Le ministre de l’Agriculture, Julien Denormandie, et Agnès Pannier-Runacher, la ministre déléguée auprès du ministre de l’Économie, des Finances et de la Relance, chargée de l’Industrie, ont rencontré le 28 juillet 2020 les représentants des producteurs agricoles, des industries transformatrices et des distributeurs, dans le cadre du comité de suivi des relations commerciales.

L’occasion pour le gouvernement de rappeler qu’il reste « plus que jamais mobilisé sur la mise en œuvre de la loi Egalim ». Cette réunion a également permis de faire un état des lieux du secteur, après la crise sanitaire et de dresser un bilan des négociations commerciales qui se sont déroulées en 2020, entre les différents maillons de la chaîne alimentaire.

Une amélioration mais pas au niveau des attentes

Sur ce dernier point, les ministres annoncent avoir « pris acte de l’apaisement du climat de négociation, et de progrès en termes de répartition de la valeur, constatés dans des secteurs directement liés aux filières agricoles ». Ils estiment néanmoins que « les résultats ne sont pas encore au niveau des attentes, en termes de répartition de la valeur, même si la dynamique est là ».
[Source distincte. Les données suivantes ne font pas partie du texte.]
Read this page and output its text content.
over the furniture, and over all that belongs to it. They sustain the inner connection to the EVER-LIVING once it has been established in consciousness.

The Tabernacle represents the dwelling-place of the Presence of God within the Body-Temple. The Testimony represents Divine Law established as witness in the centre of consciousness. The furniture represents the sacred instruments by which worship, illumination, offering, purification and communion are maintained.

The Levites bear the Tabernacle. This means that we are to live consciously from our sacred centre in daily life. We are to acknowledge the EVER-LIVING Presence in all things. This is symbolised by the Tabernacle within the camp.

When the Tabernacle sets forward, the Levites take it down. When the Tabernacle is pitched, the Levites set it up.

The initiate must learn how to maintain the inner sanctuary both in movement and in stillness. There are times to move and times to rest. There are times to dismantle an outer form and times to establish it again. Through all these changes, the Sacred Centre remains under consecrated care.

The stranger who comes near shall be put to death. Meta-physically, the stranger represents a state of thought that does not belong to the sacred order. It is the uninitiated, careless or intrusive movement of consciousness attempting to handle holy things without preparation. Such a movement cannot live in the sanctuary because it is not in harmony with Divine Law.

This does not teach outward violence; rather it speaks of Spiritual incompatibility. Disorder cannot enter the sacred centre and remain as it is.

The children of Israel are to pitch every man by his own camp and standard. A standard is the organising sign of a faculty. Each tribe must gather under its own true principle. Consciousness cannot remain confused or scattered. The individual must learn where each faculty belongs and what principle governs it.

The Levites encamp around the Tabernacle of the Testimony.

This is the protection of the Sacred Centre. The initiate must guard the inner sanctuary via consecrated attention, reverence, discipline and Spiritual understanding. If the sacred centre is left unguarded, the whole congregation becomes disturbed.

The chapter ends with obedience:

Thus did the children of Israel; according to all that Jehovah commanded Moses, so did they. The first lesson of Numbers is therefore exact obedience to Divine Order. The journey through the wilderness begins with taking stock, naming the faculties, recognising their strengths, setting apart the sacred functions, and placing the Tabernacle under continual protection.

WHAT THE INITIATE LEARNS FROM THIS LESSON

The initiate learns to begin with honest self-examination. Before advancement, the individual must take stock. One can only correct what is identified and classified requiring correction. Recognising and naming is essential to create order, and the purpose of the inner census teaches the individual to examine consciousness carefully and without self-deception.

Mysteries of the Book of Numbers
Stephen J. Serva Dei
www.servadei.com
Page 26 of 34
Contrôles du bon respect de la loi

Les contrôles du bon respect de la loi par les services de la DGCCRF (Direction générale de la concurrence, de la consommation et de la répression des fraudes) se poursuivront en 2020. Le gouvernement précise que seront notamment analysées les « contreparties dont les distributeurs assortissent leurs demandes de déflation tarifaire, la répercussion des variations de prix de certaines matières premières, la prise en compte des engagements qualitatifs des fournisseurs, et les pratiques des centrales d’achat, notamment internationales ».

Un nouvel outil pour mettre en œuvre des indicateurs

Afin de garantir une meilleure répartition de la valeur ajoutée, les deux ministres préviennent que les prochaines négociations, qui débuteront à la fin de 2020, bénéficieront « d’un nouvel outil avec les lignes directrices relatives à la mise en œuvre des indicateurs dont la loi Egalim a prévu la prise en compte par les contrats relatifs aux produits agricoles et alimentaires ».

Ils considèrent également que cette valeur ajoutée pourrait être créée grâce à de nouvelles initiatives, telles que « le développement des circuits courts, de la traçabilité des produits ou via l’amélioration de l’étiquetage ».

Au sujet de la crise, les ministres estiment qu’« à tous les stades – production, transformation, distribution – les acteurs ont su résister et se sont adaptés aux contraintes induites par le confinement, ce qui a permis d’assurer une continuité des approvisionnements et d’éviter un dérapage des prix de vente aux consommateurs ».